Who Will Be Paying the "Cadillac Tax"?
The excise tax on high cost health care plans has dubbed them "Cadillac" plans, a choice that was always a little puzzling. The primary demographic for Cadillacs is on Medicare, not Goldman's payroll. And one of the main targets of the tax is the union members who form a core part of the Democratic base. The notion that these people are grotesquely overpaid freeloaders is usually a Republican talking point.
Politics daily columnist Patricia Murphy elaborates:
The levy has been dubbed the "Cadillac tax," but research shows it would likely affect a broad swath of Americans regardless of their income, which could indeed amount to the tax on the middle-class that President Obama promised would not happen under his administration. The tax is a growing source of anxiety for Huber and his co-workers, but also for Democrats in the House, who vow to strip the measure out of the bill in conference or consider bringing the bill down altogether.
The confusion surrounding the tax comes from its complexity and the luxury car it is named for. When President Obama first raised the idea of taxing insurance companies this summer, he framed it as one way to get Wall Street executives to pay their fair share.
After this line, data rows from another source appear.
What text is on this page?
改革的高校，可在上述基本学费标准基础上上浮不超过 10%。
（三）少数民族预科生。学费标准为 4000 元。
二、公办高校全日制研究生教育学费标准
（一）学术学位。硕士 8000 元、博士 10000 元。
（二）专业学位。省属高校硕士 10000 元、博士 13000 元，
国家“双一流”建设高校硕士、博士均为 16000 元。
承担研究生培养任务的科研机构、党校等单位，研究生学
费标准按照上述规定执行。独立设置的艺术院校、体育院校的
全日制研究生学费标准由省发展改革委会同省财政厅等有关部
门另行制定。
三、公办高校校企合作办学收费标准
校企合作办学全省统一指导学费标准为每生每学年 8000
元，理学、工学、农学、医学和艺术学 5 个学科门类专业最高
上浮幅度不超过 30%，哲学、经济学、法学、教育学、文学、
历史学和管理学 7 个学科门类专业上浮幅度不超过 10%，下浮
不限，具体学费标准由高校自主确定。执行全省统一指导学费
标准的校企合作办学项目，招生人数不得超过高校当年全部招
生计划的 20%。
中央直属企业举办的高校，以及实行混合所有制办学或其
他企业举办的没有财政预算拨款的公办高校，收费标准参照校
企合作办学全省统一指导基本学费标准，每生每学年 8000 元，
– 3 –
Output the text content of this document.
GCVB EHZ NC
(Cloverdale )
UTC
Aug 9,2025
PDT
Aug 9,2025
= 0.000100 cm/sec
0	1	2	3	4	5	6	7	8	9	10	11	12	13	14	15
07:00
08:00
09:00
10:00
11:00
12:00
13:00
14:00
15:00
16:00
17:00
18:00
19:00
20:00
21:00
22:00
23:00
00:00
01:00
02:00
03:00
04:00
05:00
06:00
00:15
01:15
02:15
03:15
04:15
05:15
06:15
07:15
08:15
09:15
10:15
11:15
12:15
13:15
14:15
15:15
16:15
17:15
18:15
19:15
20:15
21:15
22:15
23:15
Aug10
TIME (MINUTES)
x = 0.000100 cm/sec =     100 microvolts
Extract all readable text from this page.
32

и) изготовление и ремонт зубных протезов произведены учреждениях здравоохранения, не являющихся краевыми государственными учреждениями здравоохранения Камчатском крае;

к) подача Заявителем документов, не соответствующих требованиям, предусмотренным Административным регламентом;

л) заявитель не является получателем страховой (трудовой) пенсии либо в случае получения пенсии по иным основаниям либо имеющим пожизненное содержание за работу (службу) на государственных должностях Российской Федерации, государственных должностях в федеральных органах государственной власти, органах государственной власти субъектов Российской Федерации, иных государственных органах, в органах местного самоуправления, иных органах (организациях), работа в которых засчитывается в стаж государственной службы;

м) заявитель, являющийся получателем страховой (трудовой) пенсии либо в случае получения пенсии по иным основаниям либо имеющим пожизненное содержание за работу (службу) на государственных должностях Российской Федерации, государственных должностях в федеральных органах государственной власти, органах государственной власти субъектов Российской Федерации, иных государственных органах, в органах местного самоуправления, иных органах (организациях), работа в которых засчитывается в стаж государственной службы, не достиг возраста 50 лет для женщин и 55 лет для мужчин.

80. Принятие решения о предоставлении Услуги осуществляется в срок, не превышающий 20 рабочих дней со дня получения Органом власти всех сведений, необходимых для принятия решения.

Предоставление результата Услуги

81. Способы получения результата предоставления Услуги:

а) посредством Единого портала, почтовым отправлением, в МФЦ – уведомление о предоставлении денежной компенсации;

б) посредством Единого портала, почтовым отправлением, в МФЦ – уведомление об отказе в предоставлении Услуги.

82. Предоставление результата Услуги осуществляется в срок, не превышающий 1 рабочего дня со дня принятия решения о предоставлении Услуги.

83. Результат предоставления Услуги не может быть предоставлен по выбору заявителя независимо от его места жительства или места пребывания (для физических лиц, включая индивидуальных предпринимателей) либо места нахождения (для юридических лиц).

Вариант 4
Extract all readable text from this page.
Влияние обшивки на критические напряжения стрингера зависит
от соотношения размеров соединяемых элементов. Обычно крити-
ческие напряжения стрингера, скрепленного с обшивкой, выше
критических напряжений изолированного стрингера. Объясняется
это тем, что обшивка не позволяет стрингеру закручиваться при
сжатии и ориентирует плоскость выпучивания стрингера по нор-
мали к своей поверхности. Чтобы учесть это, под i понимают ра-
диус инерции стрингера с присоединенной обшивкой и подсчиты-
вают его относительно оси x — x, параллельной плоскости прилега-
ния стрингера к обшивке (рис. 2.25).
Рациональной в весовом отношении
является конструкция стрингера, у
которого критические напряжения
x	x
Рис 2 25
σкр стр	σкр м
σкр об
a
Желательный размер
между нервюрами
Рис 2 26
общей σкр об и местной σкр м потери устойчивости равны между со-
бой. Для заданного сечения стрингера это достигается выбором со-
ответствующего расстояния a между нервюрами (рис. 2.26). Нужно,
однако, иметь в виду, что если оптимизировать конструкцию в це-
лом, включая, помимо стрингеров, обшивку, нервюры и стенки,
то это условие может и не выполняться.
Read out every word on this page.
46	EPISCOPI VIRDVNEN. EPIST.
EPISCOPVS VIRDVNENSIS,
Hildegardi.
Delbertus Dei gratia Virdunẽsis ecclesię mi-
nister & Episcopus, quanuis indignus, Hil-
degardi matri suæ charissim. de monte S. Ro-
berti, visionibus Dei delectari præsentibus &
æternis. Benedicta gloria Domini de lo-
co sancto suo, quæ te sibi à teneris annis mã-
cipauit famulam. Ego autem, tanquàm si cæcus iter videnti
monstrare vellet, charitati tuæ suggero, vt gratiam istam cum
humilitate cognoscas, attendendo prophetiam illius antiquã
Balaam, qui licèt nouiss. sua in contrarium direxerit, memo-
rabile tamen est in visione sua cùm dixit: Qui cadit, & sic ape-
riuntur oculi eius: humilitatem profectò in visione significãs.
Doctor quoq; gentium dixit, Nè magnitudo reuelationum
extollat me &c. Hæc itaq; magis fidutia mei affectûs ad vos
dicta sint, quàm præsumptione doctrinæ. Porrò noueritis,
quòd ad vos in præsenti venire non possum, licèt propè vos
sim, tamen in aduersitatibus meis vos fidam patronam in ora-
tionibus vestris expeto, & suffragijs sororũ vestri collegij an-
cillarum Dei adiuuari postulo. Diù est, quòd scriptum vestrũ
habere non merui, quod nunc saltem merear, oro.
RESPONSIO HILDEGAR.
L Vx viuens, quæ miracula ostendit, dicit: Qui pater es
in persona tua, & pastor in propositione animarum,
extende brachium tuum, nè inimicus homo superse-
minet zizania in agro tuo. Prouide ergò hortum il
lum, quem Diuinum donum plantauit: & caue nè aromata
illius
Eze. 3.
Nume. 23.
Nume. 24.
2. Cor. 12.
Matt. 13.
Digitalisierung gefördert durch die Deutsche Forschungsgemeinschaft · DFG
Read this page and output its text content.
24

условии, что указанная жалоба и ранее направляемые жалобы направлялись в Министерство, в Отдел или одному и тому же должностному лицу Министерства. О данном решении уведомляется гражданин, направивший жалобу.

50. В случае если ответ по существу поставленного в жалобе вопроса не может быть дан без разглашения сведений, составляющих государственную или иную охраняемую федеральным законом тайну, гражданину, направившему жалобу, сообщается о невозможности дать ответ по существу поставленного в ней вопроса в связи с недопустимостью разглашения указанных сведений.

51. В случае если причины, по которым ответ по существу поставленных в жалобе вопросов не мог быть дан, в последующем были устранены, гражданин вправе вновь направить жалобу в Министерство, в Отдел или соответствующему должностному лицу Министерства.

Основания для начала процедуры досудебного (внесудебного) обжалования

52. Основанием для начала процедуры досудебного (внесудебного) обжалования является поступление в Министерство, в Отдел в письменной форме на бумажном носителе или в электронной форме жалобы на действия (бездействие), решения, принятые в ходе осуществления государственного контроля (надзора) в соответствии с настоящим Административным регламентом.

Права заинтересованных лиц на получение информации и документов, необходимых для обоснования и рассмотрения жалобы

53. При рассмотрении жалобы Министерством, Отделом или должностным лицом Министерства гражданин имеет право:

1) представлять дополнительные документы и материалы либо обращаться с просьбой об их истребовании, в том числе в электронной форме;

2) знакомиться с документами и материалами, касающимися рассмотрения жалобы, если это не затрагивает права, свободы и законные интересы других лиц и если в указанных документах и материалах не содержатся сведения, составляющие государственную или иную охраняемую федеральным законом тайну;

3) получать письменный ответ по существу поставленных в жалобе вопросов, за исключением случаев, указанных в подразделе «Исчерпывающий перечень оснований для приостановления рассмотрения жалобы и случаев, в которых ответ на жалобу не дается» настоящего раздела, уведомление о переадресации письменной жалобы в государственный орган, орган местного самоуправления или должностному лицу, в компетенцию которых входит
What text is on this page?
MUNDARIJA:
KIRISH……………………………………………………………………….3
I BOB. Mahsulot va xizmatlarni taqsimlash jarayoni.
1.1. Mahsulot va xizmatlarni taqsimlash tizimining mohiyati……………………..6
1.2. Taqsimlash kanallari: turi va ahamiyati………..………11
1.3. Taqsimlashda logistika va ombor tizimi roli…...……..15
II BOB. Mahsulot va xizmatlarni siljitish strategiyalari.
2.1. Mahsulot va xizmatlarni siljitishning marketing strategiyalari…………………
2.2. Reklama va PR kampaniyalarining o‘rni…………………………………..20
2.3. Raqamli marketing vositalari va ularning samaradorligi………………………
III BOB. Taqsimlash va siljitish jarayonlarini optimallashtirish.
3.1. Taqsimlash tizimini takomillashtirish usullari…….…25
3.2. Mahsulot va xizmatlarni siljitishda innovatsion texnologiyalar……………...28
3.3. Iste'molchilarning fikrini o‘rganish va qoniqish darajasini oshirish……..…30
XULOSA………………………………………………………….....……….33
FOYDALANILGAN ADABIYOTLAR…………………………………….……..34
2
Obama told PBS' Jim Lehrer he wanted to target "super, gold-plated Cadillac plans." Days later, Obama's senior adviser David Axelrod told The New York Times the administration wanted to tax benefits, "like the ones that the executives at Goldman Sachs have, the $40,000 policies."
At the time, Obama said he did not want the tax to hit middle-class families, but when the proposal emerged from the Senate Finance Committee in September, it proposed charging insurance companies and a 40 percent excise tax for high-dollar, but not exactly gold-plated plans. The bill now calls for the tax to apply to plans exceeding $8,500 for individuals and $23,000 for families, for the cost of combining health savings accounts, medical, prescription drugs, dental, vision, etc.. The tax is charged to insurance companies, but it is widely assumed they would passed it on to employers.
Despite the politically powerful unions that oppose it, the tax is enormously attractive to government economists because it both raises revenue -- $149 billion over ten years -- and should depress the rate of health care inflation by discouraging companies from offering more generous health plans. The Joint Committee on Taxation and the CBO credit the tax as the largest factor in "bending the cost curve" and cutting the federal deficit, as the Senate bill is expected to do.
Christina Romer, a senior economic adviser to the president, predicted in October that the tax would encourage, "both employers and employees to be more watchful health care consumers." But research released last week by Mercer, an employee benefits consulting firm, showed that in addition to considering lower cost plans, two-thirds of companies polled said they would also raise health care costs for workers through higher co-pays and deductibles, regardless of whether the employee is a CEO or a line worker at a factory.
Beth Umland, the research director for Mercer, explained that although the "Cadillac tax" is targeted at high-dollar plans, the cost of insurance plans is primarily driven by the age, gender, health and location of a company's workers, not the lifestyle they enjoy.
"Plans that trigger the excise tax are not necessarily generous plans," she said. "Small employers offer significantly less generous plans than large employers, but just as many small employers are going to trigger the tax." Plans for workers in dangerous professions, like steelworkers, also have higher cost plans because they experience more work-related health problems.
Umland also said that the tax would apply to about 20 percent of companies when it is implemented in 2013, and would apply to businesses large and small, union and non-union, from Goldman Sachs to the bagel shop down the street. It is also likely to have the greatest impact on those who use the most health care, like new moms and people with chronic illnesses, as well as those who can least afford it. "The lowest paid workers tend to choose the most generous plans because they can't afford the out-of-pocket expense of a higher deductible," she explained.
I am sure that the folks at Goldman Sachs have very generous benefit plans. But taxing their health care plans is not going to cause the executives to consume less health care; traders earning millions of dollars a year are unlikely to forgo an MRI because it might cost nearly as much as they dropped on wine last Saturday night. You might be able to get their back office folks and the secretaries to cut back a little, but those folks are pretty well paid.
No, if you want to actually "bend the curve" with an excise tax, you have to hit people who aren't that well paid, and cannot afford to make up the spending through a combination of deductibles, co-pays, and straight out-of-pocket expenditures. People like steelworkers pulling in $42,000 a year. The unions have been hitting the House of Representatives hard to get them to strip this out of the final bill; it will be interesting to see how many of them will support it if it comes out of conference with an excise tax instead of the "Millionaire's tax" preferred by Pelosi and co.